Concept of ZFS transaction semantics

HI,

Can anyone explain me the concept behind ZFS transactional semantics \(either a transaction is entirely commited or it is not\)? so data and disk failures are reduced.

Transactional Semantics

ZFS is a transactional file system, which means that the file system state is always consistent on disk. Traditional file systems overwrite data in place, which means that if the machine loses power, for example, between the time a data block is allocated and when it is linked into a directory, the file system will be left in an inconsistent state. Historically, this problem was solved through the use of the fsck command. This command was responsible for going through and verifying file system state, making an attempt to repair any inconsistencies in the process. This problem caused great pain to administrators and was never guaranteed to fix all possible problems. More recently, file systems have introduced the concept of journaling. The journaling process records action in a separate journal, which can then be replayed safely if a system crash occurs. This process introduces unnecessary overhead, because the data needs to be written twice, and often results in a new set of problems, such as when the journal can't be replayed properly.

With a transactional file system, data is managed using copy on write semantics. Data is never overwritten, and any sequence of operations is either entirely committed or entirely ignored. This mechanism means that the file system can never be corrupted through accidental loss of power or a system crash. So, no need for a fsck equivalent exists. While the most recently written pieces of data might be lost, the file system itself will always be consistent. In addition, synchronous data (written using the O_DSYNC flag) is always guaranteed to be written before returning, so it is never lost.

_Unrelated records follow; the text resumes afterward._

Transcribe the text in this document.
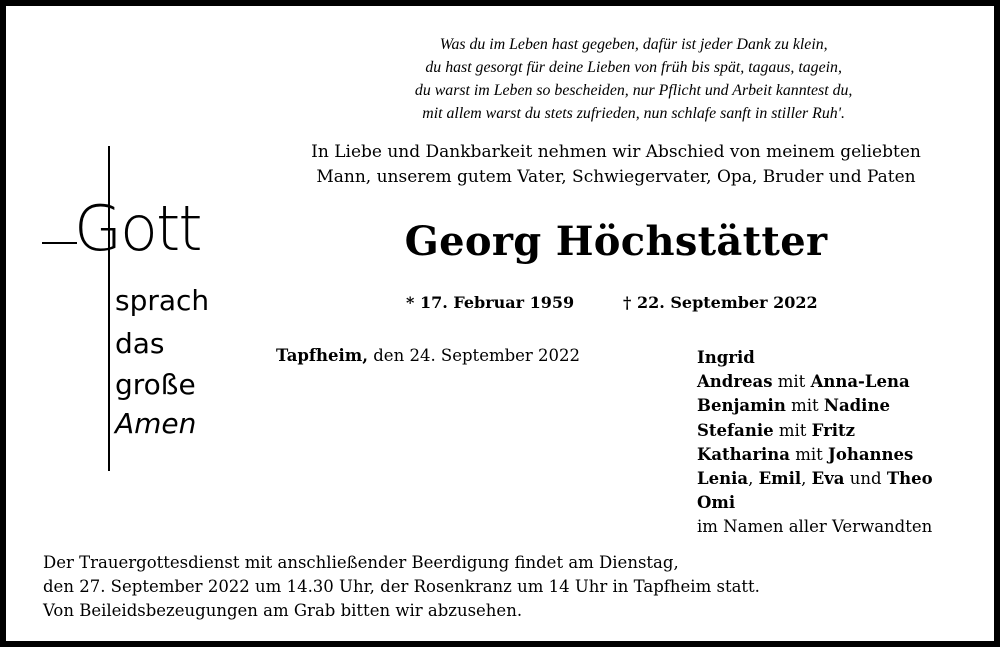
Was du im Leben hast gegeben, dafür ist jeder Dank zu klein,
du hast gesorgt für deine Lieben von früh bis spät, tagaus, tagein,
du warst im Leben so bescheiden, nur Pflicht und Arbeit kanntest du,
mit allem warst du stets zufrieden, nun schlafe sanft in stiller Ruh'.
Gott
sprach
das
große
Amen
In Liebe und Dankbarkeit nehmen wir Abschied von meinem geliebten
Mann, unserem gutem Vater, Schwiegervater, Opa, Bruder und Paten
Georg Höchstätter
* 17. Februar 1959	† 22. September 2022
Tapfheim, den 24. September 2022	Ingrid
Andreas mit Anna-Lena
Benjamin mit Nadine
Stefanie mit Fritz
Katharina mit Johannes
Lenia, Emil, Eva und Theo
Omi
im Namen aller Verwandten
Der Trauergottesdienst mit anschließender Beerdigung findet am Dienstag,
den 27. September 2022 um 14.30 Uhr, der Rosenkranz um 14 Uhr in Tapfheim statt.
Von Beileidsbezeugungen am Grab bitten wir abzusehen.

In short words ,ZFS Transactional Semantics is intend to keep your data intact , safe and consistent state.

Hi,

Thanks for the reply. But i need to know what is the exact script behind this scenario making it work like this?

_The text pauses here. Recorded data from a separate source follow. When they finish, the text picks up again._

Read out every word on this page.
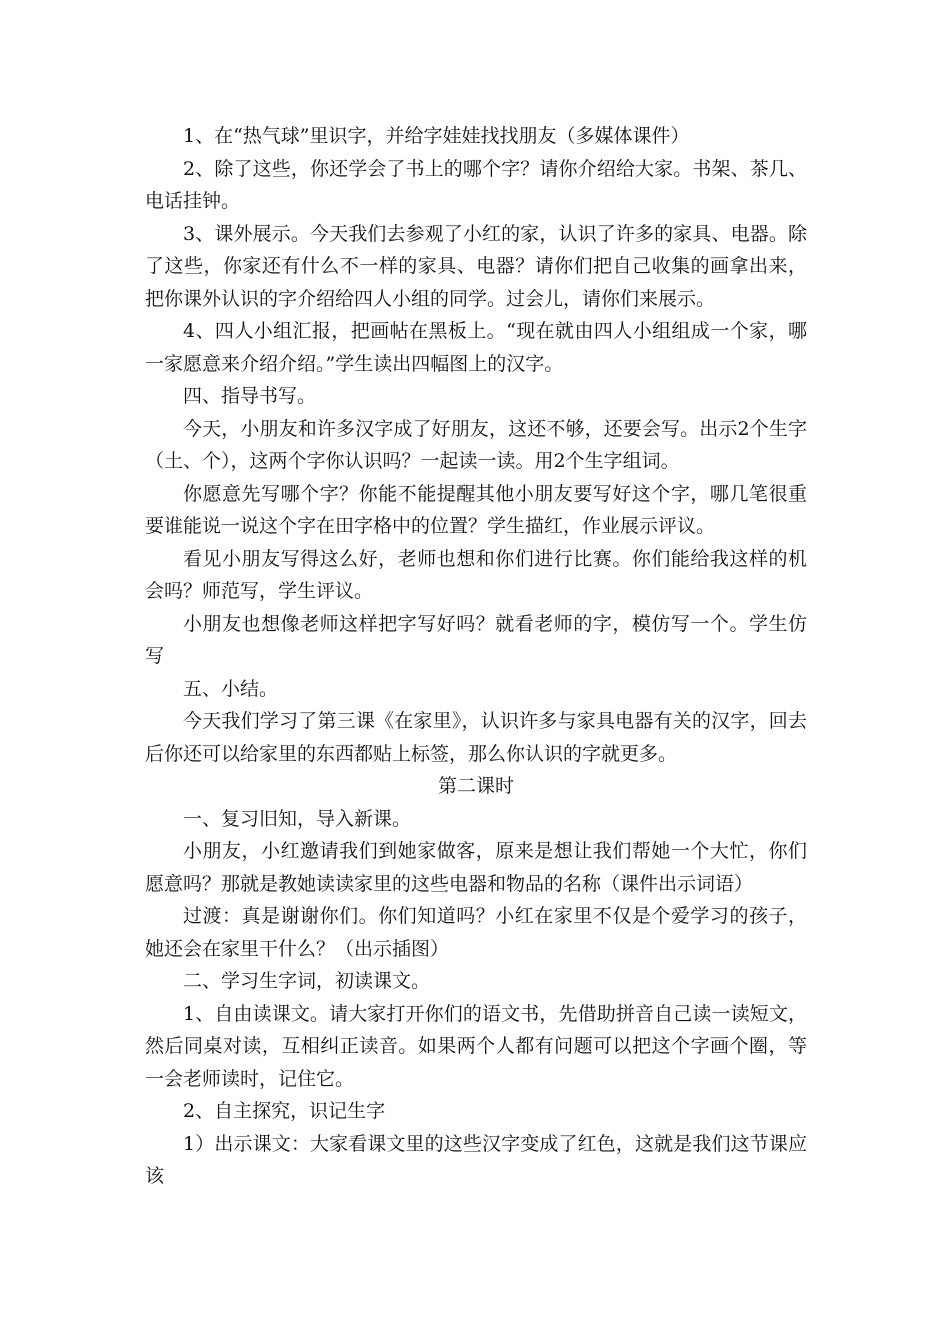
1、在“热气球”里识字，并给字娃娃找找朋友（多媒体课件）

2、除了这些，你还学会了书上的哪个字？请你介绍给大家。书架、茶几、电话挂钟。

3、课外展示。今天我们去参观了小红的家，认识了许多的家具、电器。除了这些，你家还有什么不一样的家具、电器？请你们把自己收集的画拿出来，把你课外认识的字介绍给四人小组的同学。过会儿，请你们来展示。

4、四人小组汇报，把画帖在黑板上。“现在就由四人小组组成一个家，哪一家愿意来介绍介绍。”学生读出四幅图上的汉字。

四、指导书写。

今天，小朋友和许多汉字成了好朋友，这还不够，还要会写。出示2个生字（土、个），这两个字你认识吗？一起读一读。用2个生字组词。

你愿意先写哪个字？你能不能提醒其他小朋友要写好这个字，哪几笔很重要谁能说一说这个字在田字格中的位置？学生描红，作业展示评议。

看见小朋友写得这么好，老师也想和你们进行比赛。你们能给我这样的机会吗？师范写，学生评议。

小朋友也想像老师这样把字写好吗？就看老师的字，模仿写一个。学生仿写

五、小结。

今天我们学习了第三课《在家里》，认识许多与家具电器有关的汉字，回去后你还可以给家里的东西都贴上标签，那么你认识的字就更多。

第二课时

一、复习旧知，导入新课。

小朋友，小红邀请我们到她家做客，原来是想让我们帮她一个大忙，你们愿意吗？那就是教她读读家里的这些电器和物品的名称（课件出示词语）

过渡：真是谢谢你们。你们知道吗？小红在家里不仅是个爱学习的孩子，她还会在家里干什么？（出示插图）

二、学习生字词，初读课文。

1、自由读课文。请大家打开你们的语文书，先借助拼音自己读一读短文，然后同桌对读，互相纠正读音。如果两个人都有问题可以把这个字画个圈，等一会老师读时，记住它。

2、自主探究，识记生字

1）出示课文：大家看课文里的这些汉字变成了红色，这就是我们这节课应该
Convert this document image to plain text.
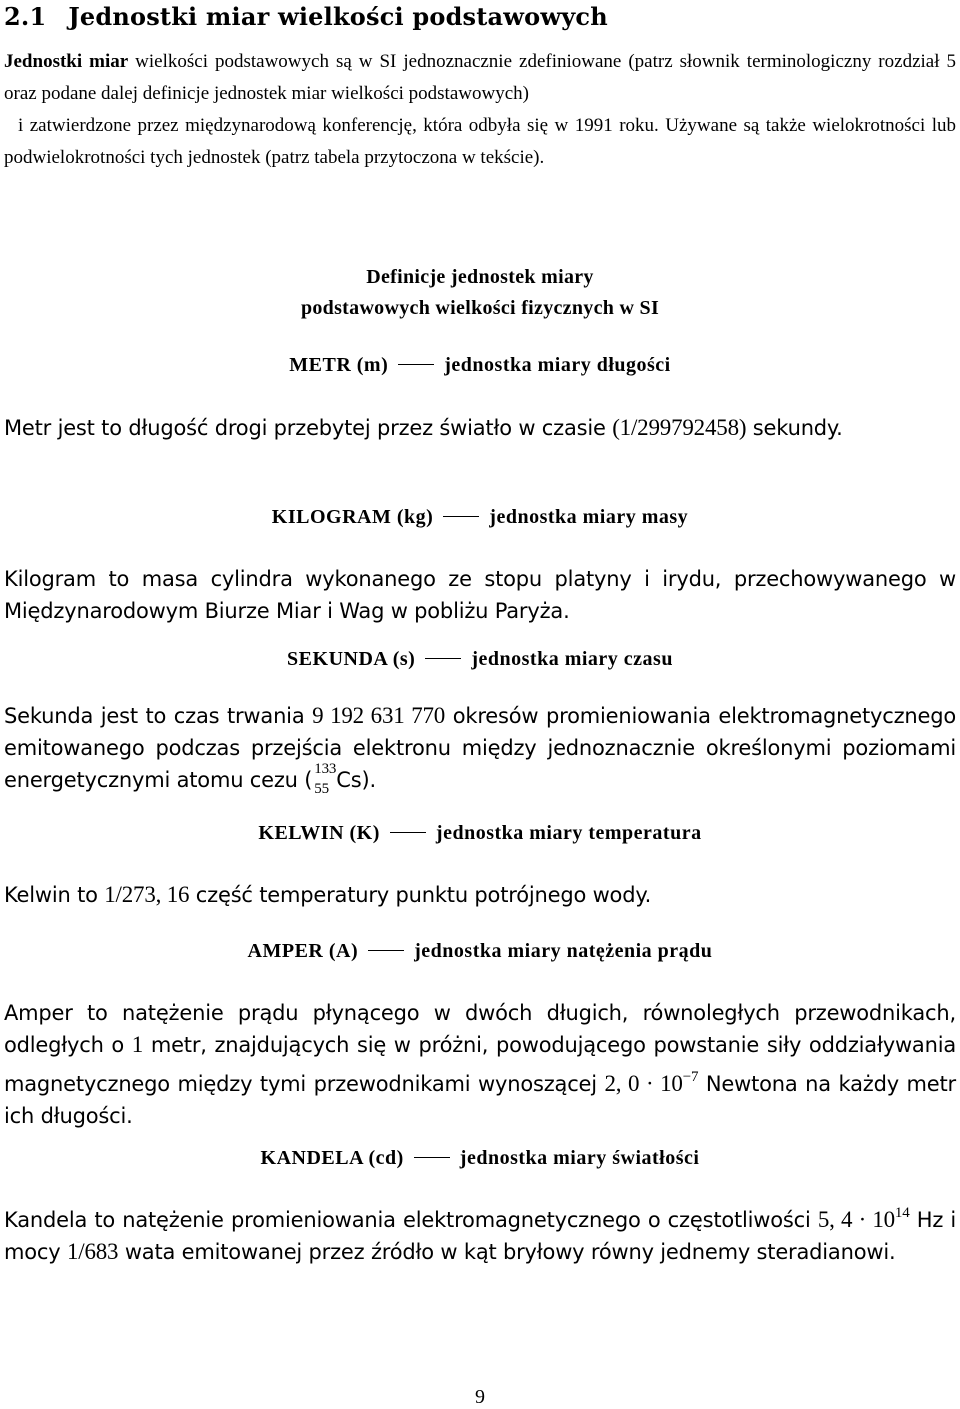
2.1 Jednostki miar wielkości podstawowych

Jednostki miar wielkości podstawowych są w SI jednoznacznie zdefiniowane (patrz słownik terminologiczny rozdział 5 oraz podane dalej definicje jednostek miar wielkości podstawowych)

i zatwierdzone przez międzynarodową konferencję, która odbyła się w 1991 roku. Używane są także wielokrotności lub podwielokrotności tych jednostek (patrz tabela przytoczona w tekście).

Definicje jednostek miary
podstawowych wielkości fizycznych w SI
METR (m)	jednostka miary długości

Metr jest to długość drogi przebytej przez światło w czasie (1/299792458) sekundy.

KILOGRAM (kg)	jednostka miary masy

Kilogram to masa cylindra wykonanego ze stopu platyny i irydu, przechowywanego w Międzynarodowym Biurze Miar i Wag w pobliżu Paryża.

SEKUNDA (s)	jednostka miary czasu

Sekunda jest to czas trwania 9 192 631 770 okresów promieniowania elektromagnetycznego emitowanego podczas przejścia elektronu między jednoznacznie określonymi poziomami energetycznymi atomu cezu ( 133
55 Cs).

KELWIN (K)	jednostka miary temperatura

Kelwin to 1/273, 16 część temperatury punktu potrójnego wody.

AMPER (A)	jednostka miary natężenia prądu

Amper to natężenie prądu płynącego w dwóch długich, równoległych przewodnikach, odległych o 1 metr, znajdujących się w próżni, powodującego powstanie siły oddziaływania magnetycznego między tymi przewodnikami wynoszącej 2, $0 \cdot 10^{-7}$ Newtona na każdy metr ich długości.

KANDELA (cd)	jednostka miary światłości

Kandela to natężenie promieniowania elektromagnetycznego o częstotliwości 5, $4 \cdot 10^{14}$ Hz i mocy 1/683 wata emitowanej przez źródło w kąt bryłowy równy jednemy steradianowi.

9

The uberblock write is what you call the "exact script behind this scenario".

Thanks

ZFS writes all new changes to disk. In the very last step, ZFS makes the uber block to point to the new changes, which only then makes all new changes active. Until write is actively happening, uber block points to the old data. When writes are finished, only then uber block is repointed.

If power is cut during write, then uber block still points to the old valid data. This means writes are "all-or-nothing". It can not happen that half of the writes are written, and the other half gets not written because of power failure. Either everything is written down, or nothing happened - this is called "transactional writes" (or something similar wording).

The last step of moving the uber block, is what determines if new data will be valid, or old data will be valid.